As it was the middle of the day, to achieve the desired long exposure I was going to be using a Lee Big Stopper (+10 stop) filter – which is basically a very dark piece of glass that fits over the front of the lens and allows you to take very long exposures, even in bright daylight. My process for taking long exposures images with this filter is to start by taking the shot as ‘normal’ with no filter attached to work out the basic exposure settings. In this case that turned out to be ISO100 / 1/60th / f16.

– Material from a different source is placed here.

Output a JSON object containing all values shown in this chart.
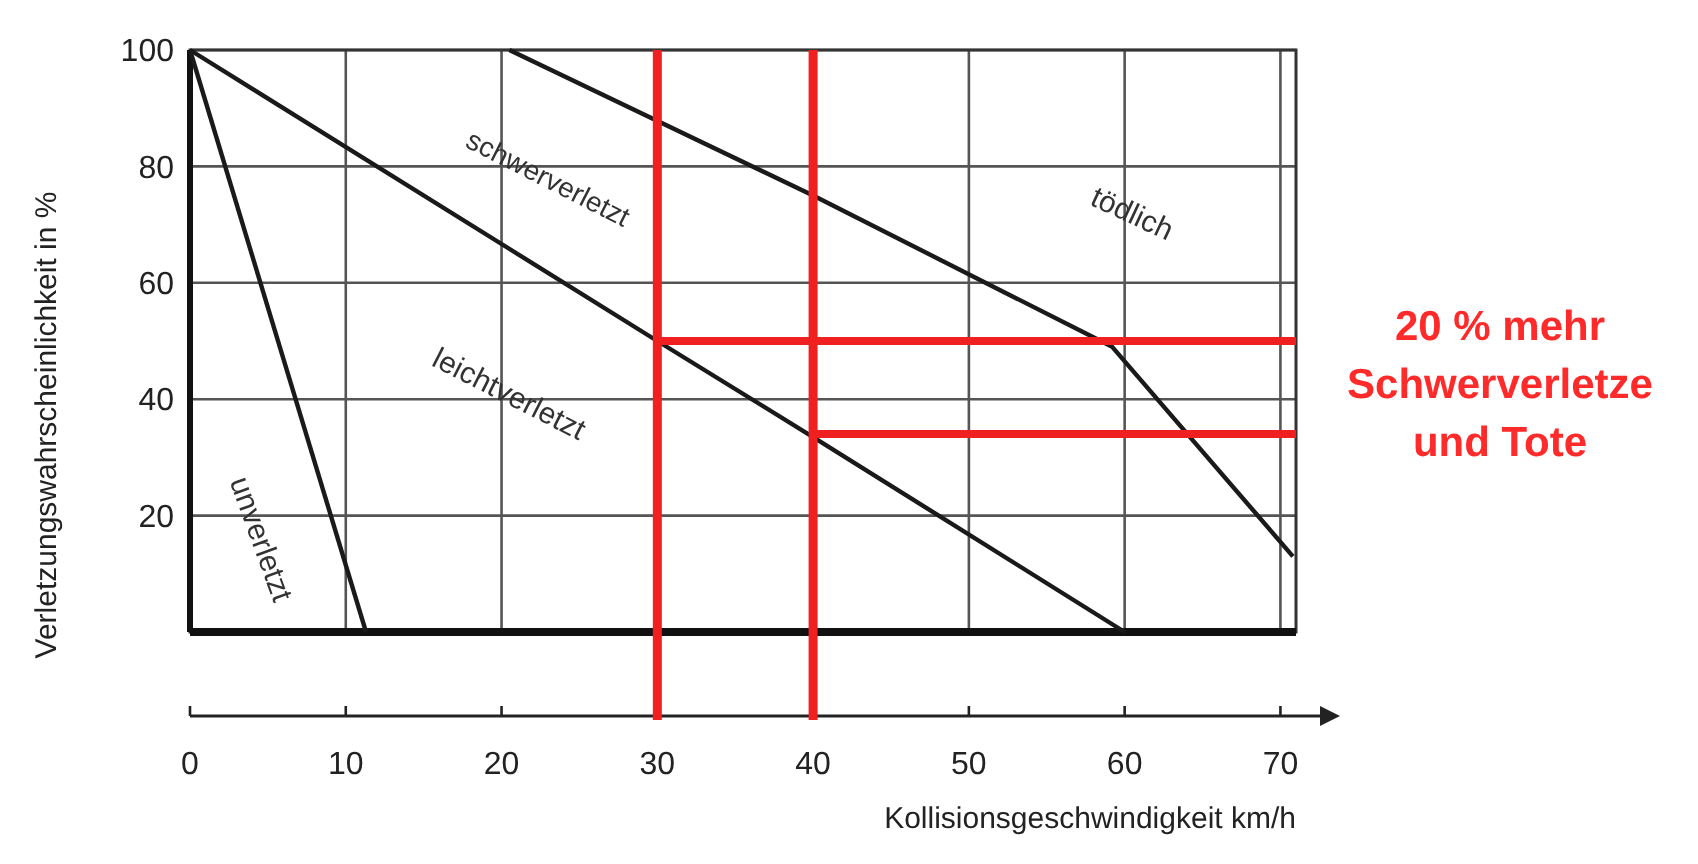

The Big Stopper comes with a handy exposure conversion chart that told me that a shutter speed of 1/60th of a second with the filter fitted translates to 15secs. Without the filter an exposure of this length in daylight would be horribly overexposed. I also have an app for the iphone that gives me the converted exposure time and acts as a stopwatch when timing exposures beyond 30 secs, which is the maximum time I can set my camera to before I have to go in to bulb mode. This is where the extra set-up time comes into play as you have to be very methodical and careful to set the camera up for the long exposure. Due to the length of the exposure a good tripod is of course essential as any movement during the exposure will ruin the final shot, so a remote release or self timer is also required for triggering the shutter. Because the filter is so dark, the camera cannot meter or focus when the filter is attached, so it is effectively blind, it’s important at this time to lock the focus on the lens and put the camera into manual mode. If using a DSLR, it’s also essential to cover the viewfinder as light can also creep in there during the exposure. The new desired settings can then be dialed in which, is this case, were: ISO100 / 15 secs / f16. In other words, the only thing that has changed is the shutter speed, from 1/60th of a second to 15 seconds.
It’s really a case of taking several exposures at this point as the cloud movement effect can be a real hit or miss depending on the wind speed, so experiment with different exposure times until you achieve the desired effect.

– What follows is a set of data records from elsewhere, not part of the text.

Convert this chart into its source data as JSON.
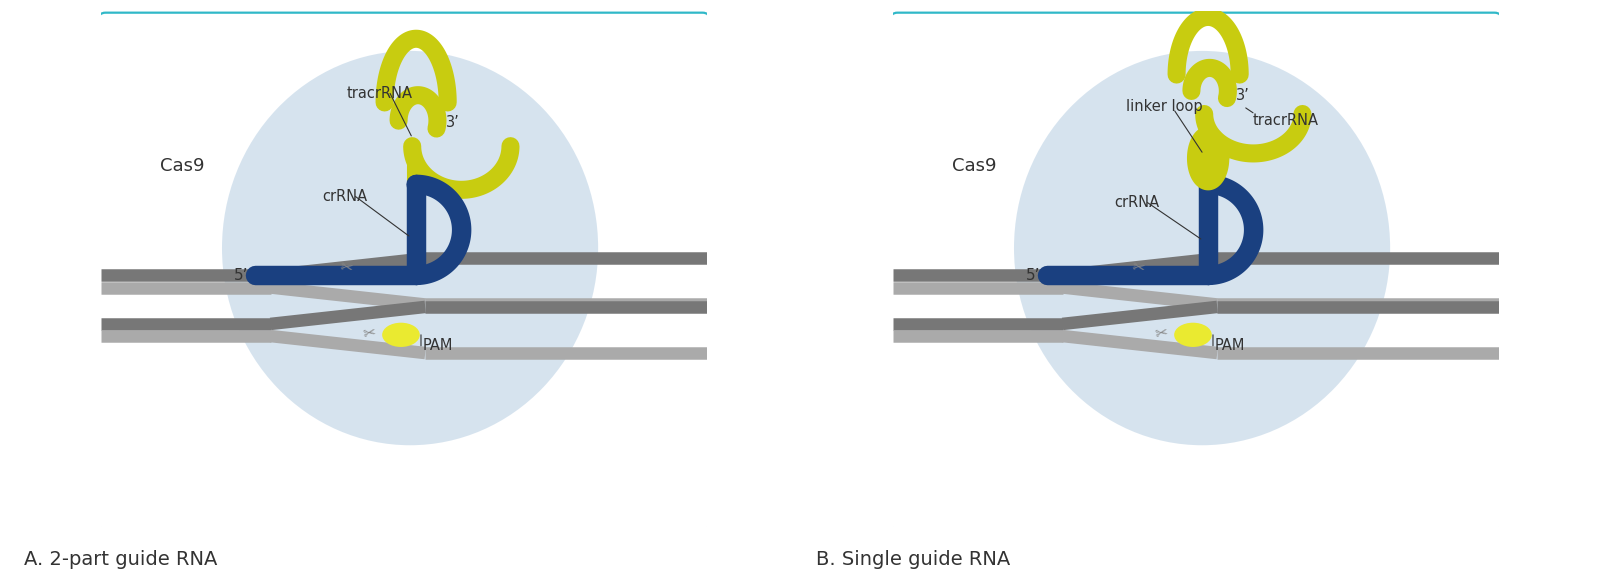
{
  "panel_A_title": "A. 2-part guide RNA",
  "panel_B_title": "B. Single guide RNA",
  "cas9_label": "Cas9",
  "tracr_label_A": "tracrRNA",
  "cr_label_A": "crRNA",
  "five_prime": "5’",
  "three_prime": "3’",
  "pam_label": "PAM",
  "linker_label": "linker loop",
  "tracr_label_B": "tracrRNA",
  "cr_label_B": "crRNA",
  "blob_color": "#c5d8e8",
  "dna_color": "#777777",
  "guide_blue": "#1a4080",
  "tracr_yellow": "#c8cc10",
  "pam_yellow": "#eaea30",
  "border_color": "#30b8c8",
  "text_color": "#333333",
  "background": "#ffffff",
  "label_fontsize": 10.5
}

As you can see, the image at this point is still a long way from the final mono image I created. The slight blue colour cast to the image is caused by the filter so it’s important to always shoot in RAW format so you can adjust this in post-processing. However, as I was going to change this to mono the white balance isn’t critical but I would still recommend always shooting in RAW format to give the best image quality and flexibility when it comes to editing.
I began my importing the RAW images into Lightroom so I could choose the best image from the set in terms of cloud movement. I would normally then go ahead and develop the image in Lightroom but, in this case, I opened the RAW image into Silver Efex Pro – which is a Lightroom plug-in specifically designed for black and white conversions. There are many presets in Silver Efex Pro for basic conversions but as I had a specific low key, moody image in mind I made all the adjustments manually. The options in Silver Efex Pro are endless and would take too long to go into here. Once I was happy with the black and white conversion the saved image was automatically transferred back to Lightroom where I could make final adjustments like adding a bit of film grain. You can add grain in Silver Efex Pro but you can’t go back and change it later, so I prefer to add it in Lightroom where it can be adjusted or even removed again if required. I didn’t time how long the editing process took me but I’d say the total time spent between Lightroom and Silver Efex was about 30-45 mins
Overall, between the shooting and processing, I would place the difficulty of this technique around 8 out of 10. It does require a bit of patience to get right and also a certain amount of expensive kit and a good working knowledge of camera settings, so I wouldn’t say it’s for suitable for outright beginners, but hopefully it’s given some help to those looking to advance their skills.